Soon Wade was entering the interview room and smiling again after seeing his first name misspelled.

Nothing fazes him. Nothing deters him. Nothing prevents him from competing against the best even though he was born without a fully developed right hand.

“I’ve learned to adapt and overcome it,” he said.

To understand the inspiration of high school sports, you needed to be at the Pyramid on Saturday to watch, listen and feel the power of determination.

From 35-point performances delivered by Matt Mitchell of Roosevelt and Charisma Osborne of Windward, to Torrance Bishop Montgomery defeating Santa Ana Mater Dei, 60-53, in the Open Division championship game as hundreds of its fans dressed in white cheered on, it was a day and night to remember.

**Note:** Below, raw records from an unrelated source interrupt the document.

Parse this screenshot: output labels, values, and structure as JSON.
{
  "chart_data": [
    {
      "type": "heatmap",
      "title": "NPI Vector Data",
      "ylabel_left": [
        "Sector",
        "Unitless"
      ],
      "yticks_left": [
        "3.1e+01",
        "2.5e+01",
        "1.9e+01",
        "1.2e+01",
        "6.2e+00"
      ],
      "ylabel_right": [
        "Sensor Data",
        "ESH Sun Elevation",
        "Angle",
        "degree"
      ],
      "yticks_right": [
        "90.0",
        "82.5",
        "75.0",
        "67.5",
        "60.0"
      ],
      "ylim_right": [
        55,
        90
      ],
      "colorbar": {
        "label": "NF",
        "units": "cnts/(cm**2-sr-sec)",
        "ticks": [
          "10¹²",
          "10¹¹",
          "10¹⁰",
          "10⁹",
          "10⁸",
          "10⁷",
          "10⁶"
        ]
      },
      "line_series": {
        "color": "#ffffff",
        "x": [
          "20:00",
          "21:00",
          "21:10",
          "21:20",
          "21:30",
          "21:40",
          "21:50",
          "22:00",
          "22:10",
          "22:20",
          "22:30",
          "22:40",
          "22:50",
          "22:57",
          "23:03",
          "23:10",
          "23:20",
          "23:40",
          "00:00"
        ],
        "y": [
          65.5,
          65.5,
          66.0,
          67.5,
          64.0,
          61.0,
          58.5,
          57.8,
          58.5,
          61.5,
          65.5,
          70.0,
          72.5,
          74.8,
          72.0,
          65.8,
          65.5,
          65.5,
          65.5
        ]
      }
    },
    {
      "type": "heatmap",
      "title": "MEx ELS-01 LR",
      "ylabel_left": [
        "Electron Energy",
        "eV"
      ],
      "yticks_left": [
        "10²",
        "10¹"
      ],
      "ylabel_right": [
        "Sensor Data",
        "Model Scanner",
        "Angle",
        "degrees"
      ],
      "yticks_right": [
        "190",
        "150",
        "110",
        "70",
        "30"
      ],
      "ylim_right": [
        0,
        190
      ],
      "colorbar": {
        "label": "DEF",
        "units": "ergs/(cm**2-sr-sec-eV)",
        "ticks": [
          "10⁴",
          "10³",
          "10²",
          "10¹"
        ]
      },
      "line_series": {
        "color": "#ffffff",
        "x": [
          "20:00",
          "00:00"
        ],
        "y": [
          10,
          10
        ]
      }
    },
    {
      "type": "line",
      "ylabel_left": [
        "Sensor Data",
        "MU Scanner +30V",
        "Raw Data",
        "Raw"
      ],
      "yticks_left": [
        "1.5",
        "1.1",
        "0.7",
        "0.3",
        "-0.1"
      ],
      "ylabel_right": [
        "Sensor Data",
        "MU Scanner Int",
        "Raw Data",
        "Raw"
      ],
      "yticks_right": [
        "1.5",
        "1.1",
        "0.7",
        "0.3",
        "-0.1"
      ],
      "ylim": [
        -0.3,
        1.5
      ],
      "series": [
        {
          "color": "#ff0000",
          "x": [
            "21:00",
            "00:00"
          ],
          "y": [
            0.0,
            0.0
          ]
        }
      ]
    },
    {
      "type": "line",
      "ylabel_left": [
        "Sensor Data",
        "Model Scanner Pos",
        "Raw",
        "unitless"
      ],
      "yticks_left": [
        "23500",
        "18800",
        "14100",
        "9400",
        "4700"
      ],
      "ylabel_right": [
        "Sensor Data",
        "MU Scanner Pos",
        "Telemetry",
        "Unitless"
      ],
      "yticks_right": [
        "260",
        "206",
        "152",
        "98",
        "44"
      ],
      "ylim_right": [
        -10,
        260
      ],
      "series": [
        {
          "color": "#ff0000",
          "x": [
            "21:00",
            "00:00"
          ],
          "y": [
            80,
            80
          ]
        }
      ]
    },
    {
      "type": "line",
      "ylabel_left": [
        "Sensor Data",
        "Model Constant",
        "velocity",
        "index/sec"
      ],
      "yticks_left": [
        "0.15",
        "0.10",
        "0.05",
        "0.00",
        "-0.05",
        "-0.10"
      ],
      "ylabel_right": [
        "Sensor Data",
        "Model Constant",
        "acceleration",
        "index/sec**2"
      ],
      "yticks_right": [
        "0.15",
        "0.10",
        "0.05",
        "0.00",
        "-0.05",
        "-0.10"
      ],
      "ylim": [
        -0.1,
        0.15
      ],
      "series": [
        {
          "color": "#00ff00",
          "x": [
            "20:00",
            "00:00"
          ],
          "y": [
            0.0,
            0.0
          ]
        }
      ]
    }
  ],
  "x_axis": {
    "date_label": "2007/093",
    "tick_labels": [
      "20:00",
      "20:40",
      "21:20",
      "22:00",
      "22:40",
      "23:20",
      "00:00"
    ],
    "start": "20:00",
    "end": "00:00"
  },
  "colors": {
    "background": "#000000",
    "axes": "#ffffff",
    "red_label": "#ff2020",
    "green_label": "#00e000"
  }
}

But most memorable for me was getting the chance to speak with Wade, a 6-foot-3 straight-A student who continues to prove himself every time he meets a stranger who wonders if his right hand might prevent him from being successful in sports.

“I like to prove my point that I’m a player like anyone else,” Wade said. “I can go out there and handle business. I thrive on the defensive end, and there’s nothing you can do to take away from my hand. I’m going to get after it and earn your respect, and on the offensive floor, I’m going to make moves and do things to help my team win.”

He started playing multiple sports from an early age and simply adjusts as the competition gets tougher.

“The honest truth is I’ve never asked Brennon about his hand — ever,” Coach Stephen Singleton said. “I know it’s there, but Brennon really doesn’t do anything to show, ‘I can’t do this.’ He feels and believes he can do everything anybody else can do and makes everybody believe the same.”

Before he reached high school, he used to blow by opponents by dribbling with his left hand, then he had to train harder and improve because the competition got tougher.

“The biggest problem I’d say with my hand is finishing around the basket,” he said. “I have to be more crafty than other players when I get to the rim. I have to make a quick decision or have to do a reverse because not only are they going to take away my right hand but they’re also jumping to my left, so I have to be able to finish that way.”

There will always be skeptics, but there are also those who recognize what Wade is accomplishing.

“One of my proudest points is I can inspire people, and I can show them what I can do,” he said. “Even though they might have the same problem or not, anyone can overcome any obstacle.”

On Friday, Wade will be starting for Roosevelt when it plays Union City James Logan for the Division I state championship at Golden 1 Center, home of the Sacramento Kings.

“I’ve never been in an atmosphere like this in my entire life,” he said. “I’m trying to absorb it in and enjoy every moment.”

Wade exudes confidence and demonstrates great perseverance.

Asked if anything can stop him, he said, “Not so far. I’m still going.”